Belfast Telegraph

Joanna Lumley blasts return of hard border in Ireland as she joins the Dalai Lama in Londonderry

By Donna Deeney

Joanna Lumley has said there should be no return of the border between Northern Ireland and the Republic.

The Absolutely Fabulous star joined the Dalai Lama in Londonderry to celebrate the 20th anniversary of Children in Crossfire charity, which helps impoverished young people in the developing world.

The Derry-based charity was set up by Richard Moore, who was blinded aged 10 in 1972 as he walked home from school by a rubber bullet fired by a soldier.

Mr Moore - who has previously been described as "my hero" by the Dalai Lama - has family connections in Co Donegal, just across the border from the Maiden City.

As negotiations over Brexit continue, many people and businesses in Derry have expressed serious concerns over how a return to the customs borders of the past could affect them.

The border city will be one of the worst hit if hard frontier controls are reintroduced on porous and invisible crossing points.

Ms Lumley said: "I don't think we - and that means all of us - should allow that border to be returned."

"People say, 'Oh, but it is Brexit and stuff'.

"The European Union was set up by the people who make the rules and it can be picked apart by people who made the rules.

"That border does not actually exist, borders actually do not exist in the world - we have invented them.

"We have named these people this name and those people that name, got a piece of paper to go between, 'Oh, your government does not like this'.

"The border will not come back and if we can agree that, then that will be that."

The actress also voiced her support for the work being carried out by Children in Crossfire and said she has, like the Dalai Lama, been a long-time admirer of the organisation's founder, Mr Moore.

She said a speaker from Ethiopia had been denied access to speak at the Londonderry conference.

She added: "What is happening to us?

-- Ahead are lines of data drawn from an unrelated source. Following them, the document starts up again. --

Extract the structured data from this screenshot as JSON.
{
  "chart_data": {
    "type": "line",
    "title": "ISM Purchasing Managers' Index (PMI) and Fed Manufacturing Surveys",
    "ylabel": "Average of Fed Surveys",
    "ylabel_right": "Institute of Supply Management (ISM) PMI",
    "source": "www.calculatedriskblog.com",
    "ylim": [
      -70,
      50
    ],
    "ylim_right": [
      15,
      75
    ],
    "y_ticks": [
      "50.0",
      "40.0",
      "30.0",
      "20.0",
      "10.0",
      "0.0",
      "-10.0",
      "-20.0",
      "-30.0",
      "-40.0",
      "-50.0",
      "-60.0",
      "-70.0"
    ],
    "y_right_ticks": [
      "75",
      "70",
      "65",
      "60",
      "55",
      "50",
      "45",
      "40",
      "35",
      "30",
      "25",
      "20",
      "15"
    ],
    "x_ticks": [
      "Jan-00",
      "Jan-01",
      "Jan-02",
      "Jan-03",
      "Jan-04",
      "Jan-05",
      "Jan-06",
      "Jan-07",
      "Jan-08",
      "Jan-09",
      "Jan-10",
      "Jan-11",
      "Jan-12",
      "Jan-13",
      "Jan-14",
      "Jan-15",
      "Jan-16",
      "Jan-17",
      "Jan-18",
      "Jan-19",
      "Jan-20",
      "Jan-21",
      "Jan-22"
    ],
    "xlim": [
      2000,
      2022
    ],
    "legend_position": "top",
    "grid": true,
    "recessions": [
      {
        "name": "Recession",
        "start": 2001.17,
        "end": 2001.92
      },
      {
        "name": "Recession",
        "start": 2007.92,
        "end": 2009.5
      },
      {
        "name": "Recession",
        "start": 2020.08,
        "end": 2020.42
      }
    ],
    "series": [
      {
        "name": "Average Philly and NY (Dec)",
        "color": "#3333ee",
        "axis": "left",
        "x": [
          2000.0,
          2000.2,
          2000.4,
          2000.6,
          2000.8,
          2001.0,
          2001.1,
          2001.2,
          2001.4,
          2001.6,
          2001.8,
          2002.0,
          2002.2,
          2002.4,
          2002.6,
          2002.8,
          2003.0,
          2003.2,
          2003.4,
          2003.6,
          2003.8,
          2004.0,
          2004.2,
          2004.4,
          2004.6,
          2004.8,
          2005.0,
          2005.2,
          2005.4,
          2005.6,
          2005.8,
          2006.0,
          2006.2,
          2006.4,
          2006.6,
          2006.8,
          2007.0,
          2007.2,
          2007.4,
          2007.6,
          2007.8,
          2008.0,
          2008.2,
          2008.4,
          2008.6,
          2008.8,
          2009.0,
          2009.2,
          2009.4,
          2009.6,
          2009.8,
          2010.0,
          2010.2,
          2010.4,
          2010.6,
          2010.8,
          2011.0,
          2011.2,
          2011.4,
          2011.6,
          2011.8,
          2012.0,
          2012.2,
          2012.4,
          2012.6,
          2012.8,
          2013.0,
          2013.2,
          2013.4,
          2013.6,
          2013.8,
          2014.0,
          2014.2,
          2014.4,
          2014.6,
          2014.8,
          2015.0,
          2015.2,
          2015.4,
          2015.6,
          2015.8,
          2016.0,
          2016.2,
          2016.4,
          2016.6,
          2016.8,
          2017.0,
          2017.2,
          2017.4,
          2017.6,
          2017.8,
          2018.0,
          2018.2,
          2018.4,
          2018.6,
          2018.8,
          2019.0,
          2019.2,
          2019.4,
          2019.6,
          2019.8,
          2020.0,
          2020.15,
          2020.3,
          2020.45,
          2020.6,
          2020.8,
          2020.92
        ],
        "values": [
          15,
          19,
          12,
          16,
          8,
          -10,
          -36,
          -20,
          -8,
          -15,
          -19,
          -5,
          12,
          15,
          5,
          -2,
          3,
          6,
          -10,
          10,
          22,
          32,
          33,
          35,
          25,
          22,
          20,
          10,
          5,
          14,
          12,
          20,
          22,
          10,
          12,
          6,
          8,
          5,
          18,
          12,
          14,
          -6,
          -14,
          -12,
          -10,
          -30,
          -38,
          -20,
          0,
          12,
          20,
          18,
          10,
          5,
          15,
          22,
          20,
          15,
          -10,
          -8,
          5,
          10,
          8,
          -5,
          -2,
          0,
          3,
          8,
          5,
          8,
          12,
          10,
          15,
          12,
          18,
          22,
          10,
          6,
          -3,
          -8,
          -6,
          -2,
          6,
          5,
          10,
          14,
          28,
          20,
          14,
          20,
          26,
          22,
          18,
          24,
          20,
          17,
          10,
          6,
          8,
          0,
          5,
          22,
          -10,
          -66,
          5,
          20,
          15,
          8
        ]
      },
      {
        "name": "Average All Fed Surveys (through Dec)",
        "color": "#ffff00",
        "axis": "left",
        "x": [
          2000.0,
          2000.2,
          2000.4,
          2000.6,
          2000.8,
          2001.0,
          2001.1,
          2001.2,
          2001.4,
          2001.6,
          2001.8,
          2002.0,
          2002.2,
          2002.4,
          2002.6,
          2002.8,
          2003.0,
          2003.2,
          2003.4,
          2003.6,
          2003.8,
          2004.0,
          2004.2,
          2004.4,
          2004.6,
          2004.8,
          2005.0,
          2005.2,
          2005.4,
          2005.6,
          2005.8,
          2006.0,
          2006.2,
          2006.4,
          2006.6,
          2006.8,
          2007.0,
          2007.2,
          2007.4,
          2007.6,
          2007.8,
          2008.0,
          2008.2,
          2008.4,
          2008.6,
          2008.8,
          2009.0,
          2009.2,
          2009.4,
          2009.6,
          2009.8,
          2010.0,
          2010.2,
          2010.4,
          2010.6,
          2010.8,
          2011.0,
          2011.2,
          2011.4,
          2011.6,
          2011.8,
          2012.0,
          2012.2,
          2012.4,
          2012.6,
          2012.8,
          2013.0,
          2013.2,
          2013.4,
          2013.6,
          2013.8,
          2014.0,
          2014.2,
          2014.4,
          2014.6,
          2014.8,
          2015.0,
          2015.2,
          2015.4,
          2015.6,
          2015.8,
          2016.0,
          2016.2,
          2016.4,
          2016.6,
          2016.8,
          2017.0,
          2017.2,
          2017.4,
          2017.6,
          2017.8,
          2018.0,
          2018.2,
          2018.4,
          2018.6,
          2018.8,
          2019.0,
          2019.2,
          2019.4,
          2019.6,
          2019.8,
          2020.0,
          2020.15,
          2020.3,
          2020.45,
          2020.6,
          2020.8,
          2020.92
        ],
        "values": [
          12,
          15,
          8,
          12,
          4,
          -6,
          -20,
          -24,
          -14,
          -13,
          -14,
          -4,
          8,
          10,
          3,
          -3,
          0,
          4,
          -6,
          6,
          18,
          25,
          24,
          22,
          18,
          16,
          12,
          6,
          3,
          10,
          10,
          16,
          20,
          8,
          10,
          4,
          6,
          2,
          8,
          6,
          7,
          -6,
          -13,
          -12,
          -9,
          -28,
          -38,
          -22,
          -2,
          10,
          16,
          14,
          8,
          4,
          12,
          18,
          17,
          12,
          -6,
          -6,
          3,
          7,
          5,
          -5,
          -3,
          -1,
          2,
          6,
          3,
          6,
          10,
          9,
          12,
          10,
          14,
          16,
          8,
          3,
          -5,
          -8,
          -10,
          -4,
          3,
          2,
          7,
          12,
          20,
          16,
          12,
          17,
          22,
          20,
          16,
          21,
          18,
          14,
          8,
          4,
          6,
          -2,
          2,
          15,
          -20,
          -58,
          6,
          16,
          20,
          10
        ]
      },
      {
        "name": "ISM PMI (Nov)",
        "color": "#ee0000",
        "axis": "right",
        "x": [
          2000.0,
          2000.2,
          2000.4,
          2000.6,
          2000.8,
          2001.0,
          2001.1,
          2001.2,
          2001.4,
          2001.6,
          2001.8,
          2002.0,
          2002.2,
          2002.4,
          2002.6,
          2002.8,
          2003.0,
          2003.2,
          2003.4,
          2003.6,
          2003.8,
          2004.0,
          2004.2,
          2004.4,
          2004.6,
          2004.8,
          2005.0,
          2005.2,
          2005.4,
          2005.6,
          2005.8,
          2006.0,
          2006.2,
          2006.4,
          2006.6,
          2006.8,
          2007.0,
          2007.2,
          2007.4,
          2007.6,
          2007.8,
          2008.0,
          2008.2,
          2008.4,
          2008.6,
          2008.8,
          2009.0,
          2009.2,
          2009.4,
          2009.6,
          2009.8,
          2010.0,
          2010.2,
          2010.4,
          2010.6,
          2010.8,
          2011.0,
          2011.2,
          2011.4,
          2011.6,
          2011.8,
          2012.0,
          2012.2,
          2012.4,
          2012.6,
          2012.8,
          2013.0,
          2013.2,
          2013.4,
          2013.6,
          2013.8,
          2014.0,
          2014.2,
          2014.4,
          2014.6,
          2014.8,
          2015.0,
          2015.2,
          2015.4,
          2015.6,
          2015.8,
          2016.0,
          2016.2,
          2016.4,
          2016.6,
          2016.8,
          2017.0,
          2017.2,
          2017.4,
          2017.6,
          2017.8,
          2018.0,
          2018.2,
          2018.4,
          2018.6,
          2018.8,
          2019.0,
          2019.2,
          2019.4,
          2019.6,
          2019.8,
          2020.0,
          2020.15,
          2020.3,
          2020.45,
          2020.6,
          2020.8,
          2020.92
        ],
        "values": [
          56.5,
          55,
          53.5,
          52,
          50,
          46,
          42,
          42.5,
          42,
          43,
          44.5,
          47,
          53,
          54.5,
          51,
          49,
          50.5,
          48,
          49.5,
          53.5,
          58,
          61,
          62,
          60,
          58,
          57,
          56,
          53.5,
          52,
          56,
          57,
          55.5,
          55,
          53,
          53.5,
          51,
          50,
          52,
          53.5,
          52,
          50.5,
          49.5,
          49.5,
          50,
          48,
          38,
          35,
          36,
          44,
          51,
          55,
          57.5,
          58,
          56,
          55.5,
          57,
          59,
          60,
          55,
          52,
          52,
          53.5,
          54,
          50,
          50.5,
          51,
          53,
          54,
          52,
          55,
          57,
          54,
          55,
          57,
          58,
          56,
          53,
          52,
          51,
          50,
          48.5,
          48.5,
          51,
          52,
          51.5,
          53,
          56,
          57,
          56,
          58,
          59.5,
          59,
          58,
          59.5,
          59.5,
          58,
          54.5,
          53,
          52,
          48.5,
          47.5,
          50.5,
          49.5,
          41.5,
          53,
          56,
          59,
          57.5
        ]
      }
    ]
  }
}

This is crazy, so the first thing we say is that there will be no further border, we go on, we deal with whatever it is, the border will not come back."

Earlier, the Dalai Lama had called for morals and ethics to be added to the curriculum of secular schools.

He said: "Unfortunately the existing education system is about material wealth and not inner health so now the education system should include the taking care of our mental health.

"This should include the emotions, all the trouble start with emotions - anger, hate, fear.

"People think anger is our nature, but our basic nature is more about compassion and the reality is we have to live side by side on this planet.

"Whether or not we like each other we have to live side by side so use common sense and use our intelligence and not anger and violence.

"With warm heartedness and intelligence combined I think we can work out all difficulties.

"Secular eduction should include moral education, moral ethics - this will lead to a happier person, happier family and a happier community."

Mr Moore said the importance of the Dalai Lama's visit was enormous.

"At the centre of what his holiness is about is trying to help others raise issues around children that suffer from the injustice of poverty," he said.

"In 2010, his holiness talked about the importance of educating the heart and the work we have engaged in since then is trying to help children is to engage with global poverty issues not only from the mind but from the heart.

"Only when you connect the heart and the mind will you have a more sustainable and authentic approach to how we solve poverty.

"His holiness being in Derry will draw attention to children in the parts of the world that Children in Crossfire are trying to help and also help move forward that we need to respond to the need of others not just from the mind but also from the heart," he added.